ブラインドドッグのための6つの音の合図と成功のカギ(動画)

年末年始に楽しんでもらえるように、編集を終えてupするつもりだったのですが、予想以上に時間がかかり、年が明けてからのupとなってしまった新しい動画。そして、upした後で、とても大切なことを書くのを忘れていたことに気づきました。YouTubeは動画の差し替えができないので、今、ひどく後悔しているところです。

今回制作した動画は、ブラインドドッグ(目の見えない犬)のトレーニングや日々に役立つ「音の合図」をテーマにしたもの。実際に使っている6つの音の合図と、基本となる教え方を紹介しています。

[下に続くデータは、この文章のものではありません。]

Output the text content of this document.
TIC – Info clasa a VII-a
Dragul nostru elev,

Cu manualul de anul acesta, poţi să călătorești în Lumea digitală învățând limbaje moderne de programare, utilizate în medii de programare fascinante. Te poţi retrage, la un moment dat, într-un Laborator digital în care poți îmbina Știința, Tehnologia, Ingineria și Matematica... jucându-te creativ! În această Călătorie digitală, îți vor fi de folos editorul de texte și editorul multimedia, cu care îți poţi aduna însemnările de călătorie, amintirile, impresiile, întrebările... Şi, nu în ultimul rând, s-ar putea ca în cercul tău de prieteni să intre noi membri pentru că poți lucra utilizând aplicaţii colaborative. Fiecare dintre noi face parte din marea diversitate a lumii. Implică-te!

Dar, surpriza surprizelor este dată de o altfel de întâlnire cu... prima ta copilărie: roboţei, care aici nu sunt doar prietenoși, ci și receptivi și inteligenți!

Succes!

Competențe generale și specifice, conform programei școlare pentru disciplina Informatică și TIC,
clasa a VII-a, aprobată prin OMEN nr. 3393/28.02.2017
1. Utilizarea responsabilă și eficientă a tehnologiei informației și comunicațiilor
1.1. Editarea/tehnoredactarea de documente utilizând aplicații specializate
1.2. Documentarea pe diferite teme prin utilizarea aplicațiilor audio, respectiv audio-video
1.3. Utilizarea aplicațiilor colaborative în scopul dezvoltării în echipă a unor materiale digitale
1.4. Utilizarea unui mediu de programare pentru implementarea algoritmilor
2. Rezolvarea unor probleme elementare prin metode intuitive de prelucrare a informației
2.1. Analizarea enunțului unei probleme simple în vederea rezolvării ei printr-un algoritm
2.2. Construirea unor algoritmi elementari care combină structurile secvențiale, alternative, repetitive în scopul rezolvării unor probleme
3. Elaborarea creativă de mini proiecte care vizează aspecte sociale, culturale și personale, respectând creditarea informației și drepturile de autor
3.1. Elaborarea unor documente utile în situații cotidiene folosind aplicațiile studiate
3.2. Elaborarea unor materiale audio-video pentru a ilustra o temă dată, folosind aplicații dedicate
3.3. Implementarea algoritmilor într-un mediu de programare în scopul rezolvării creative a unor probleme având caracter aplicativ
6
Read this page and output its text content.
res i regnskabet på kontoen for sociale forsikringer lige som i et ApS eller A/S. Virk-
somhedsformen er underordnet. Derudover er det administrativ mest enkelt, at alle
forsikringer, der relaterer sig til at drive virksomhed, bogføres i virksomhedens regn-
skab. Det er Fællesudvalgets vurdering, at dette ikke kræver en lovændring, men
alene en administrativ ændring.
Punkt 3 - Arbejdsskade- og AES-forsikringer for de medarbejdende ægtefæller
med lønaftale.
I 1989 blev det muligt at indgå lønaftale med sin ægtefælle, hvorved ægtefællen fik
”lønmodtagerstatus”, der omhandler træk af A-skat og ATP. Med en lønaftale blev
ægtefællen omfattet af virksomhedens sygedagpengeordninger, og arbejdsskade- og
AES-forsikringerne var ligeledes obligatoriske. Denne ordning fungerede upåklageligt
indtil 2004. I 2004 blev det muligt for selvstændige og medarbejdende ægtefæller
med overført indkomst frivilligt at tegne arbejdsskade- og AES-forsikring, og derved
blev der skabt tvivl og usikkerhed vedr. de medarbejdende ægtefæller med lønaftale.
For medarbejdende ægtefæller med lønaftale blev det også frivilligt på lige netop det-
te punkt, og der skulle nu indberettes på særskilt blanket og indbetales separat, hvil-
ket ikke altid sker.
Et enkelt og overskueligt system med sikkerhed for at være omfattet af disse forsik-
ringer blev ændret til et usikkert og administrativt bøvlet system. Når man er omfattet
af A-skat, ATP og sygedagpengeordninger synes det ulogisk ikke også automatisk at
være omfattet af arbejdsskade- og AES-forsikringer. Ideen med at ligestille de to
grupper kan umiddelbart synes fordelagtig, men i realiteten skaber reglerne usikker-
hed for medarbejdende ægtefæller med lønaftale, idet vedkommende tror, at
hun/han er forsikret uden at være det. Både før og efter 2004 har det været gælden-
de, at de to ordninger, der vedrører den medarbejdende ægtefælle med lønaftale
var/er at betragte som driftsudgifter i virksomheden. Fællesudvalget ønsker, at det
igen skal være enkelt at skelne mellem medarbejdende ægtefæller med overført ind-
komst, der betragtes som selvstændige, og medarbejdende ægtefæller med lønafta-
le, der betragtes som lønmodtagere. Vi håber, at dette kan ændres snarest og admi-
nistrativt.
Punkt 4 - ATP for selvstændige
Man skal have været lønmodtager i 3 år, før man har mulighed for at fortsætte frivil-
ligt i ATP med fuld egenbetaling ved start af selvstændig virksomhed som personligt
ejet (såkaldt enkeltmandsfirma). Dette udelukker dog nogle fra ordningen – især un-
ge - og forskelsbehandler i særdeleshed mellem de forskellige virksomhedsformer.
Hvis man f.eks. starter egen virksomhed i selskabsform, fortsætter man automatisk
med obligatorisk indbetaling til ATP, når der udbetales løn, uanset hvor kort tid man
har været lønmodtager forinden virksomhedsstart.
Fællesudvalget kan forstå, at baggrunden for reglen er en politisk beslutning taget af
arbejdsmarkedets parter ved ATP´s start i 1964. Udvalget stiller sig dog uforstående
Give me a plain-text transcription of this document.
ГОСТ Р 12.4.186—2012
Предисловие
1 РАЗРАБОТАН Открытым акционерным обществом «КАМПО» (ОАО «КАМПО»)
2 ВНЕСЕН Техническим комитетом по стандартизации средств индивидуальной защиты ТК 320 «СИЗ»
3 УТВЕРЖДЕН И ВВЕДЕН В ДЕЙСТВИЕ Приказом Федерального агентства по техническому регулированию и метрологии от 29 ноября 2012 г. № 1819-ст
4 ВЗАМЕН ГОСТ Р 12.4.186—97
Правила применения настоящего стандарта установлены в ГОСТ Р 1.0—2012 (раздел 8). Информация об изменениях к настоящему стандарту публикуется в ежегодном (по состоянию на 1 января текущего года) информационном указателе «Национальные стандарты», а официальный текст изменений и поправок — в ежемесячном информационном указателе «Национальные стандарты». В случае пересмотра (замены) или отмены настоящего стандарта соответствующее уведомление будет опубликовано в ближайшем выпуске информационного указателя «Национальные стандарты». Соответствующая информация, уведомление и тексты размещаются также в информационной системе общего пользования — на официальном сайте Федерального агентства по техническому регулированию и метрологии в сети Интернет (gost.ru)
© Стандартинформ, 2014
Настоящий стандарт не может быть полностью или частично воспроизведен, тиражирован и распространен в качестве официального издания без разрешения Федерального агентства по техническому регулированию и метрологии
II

視覚を失った犬たちに何かを教える場合に、「犬は鼻がいいから、匂いをうまく使えばいいんじゃないの?」と思われがちですが、匂いよりも音の方が、明瞭・明確なため、プロンプト(行動を引き出すためのヒント)としても、キュー(合図)としても、ブラインドドッグたちに親切でわかりやすいのです。匂いは広がり、拡散してしまうため、明確に場所や位置を伝えるのは難しく、物そのものの匂いではなく、エッセンスなどの匂いを加えてしまうと、かえってブラインドドッグを混乱させてしまいます。また、匂いは角や壁際に集まってしまうので、勢いよく匂いを追った場合、壁や家具に激突してしまう危険もはらんでいます。

そして、動画に盛り込むのを忘れてしまったのが、こちらの「成功のためのカギ」です。

ブラインドドッグに音の合図を教えたり、使ったりする場合、もっとも大切なのは、その音を好きにさせること。その音を好きになれば、その音はその犬にとって重要なものとなり、その音に注意を払うようになり、自分の能力を最大限に発揮し、根気強く音を追ったり、音が示す場所を見つけようとするようになります。

なぜ、ブラインドドッグのトレーニングの成功のカギについて、BlindDogTraining.comのブログではなく、このブログでわざわざお伝えするかというと、これはどんな犬の、どんなトレーニングをする場合にもあてはまるからです。

行動や合図を「好きにする」「その犬にとって魅力的なものにする」というプロセスをないがしろにして、形だけを求めてしまっていると、行き詰まることがあります。完成形や目標を明確に持つことは非常に大事です。でも、犬がそうしたいと思う気持ちが置き去りになってしまってはうまくいきません。「犬がそうしたい」と思う気持ちは、それと同じくらい大切です。

何かを教えるときに、形を求めるあまり、犬に失敗を繰り返させたり、やり直させたりして、やる気を萎えさせてしまってはいませんか。それではいくらご褒美を使っていても、楽しいトレーニングとは言えません。

それに、犬に「そうしたい」と思わせてしまえば、どうしたら達成できるかは犬自身が考えられるのです。レトリーブで言えば、ダンベルをどうしても飼い主に渡したいと思わせれば、取りに行く方法や戻ってくる方法を教える必要はありません。ブラインドドッグの場合は、加えて視覚以外の感覚でダンベルと戻ってくる場所を認識、理解できるようサポートすればいいのです。

実は行動を形としてはやく完成させることを目指すよりも、犬が「そうしたいと強く思う」ように工夫し、その段階で不安なく成功を重ねられるように、しっかり繰り返して練習する方が成功は近くなります。また、犬が「そうしたいと強く思う」ことで、その犬が持つ能力が最大限に発揮され、その犬にとって難しいことも乗り越えられるのです。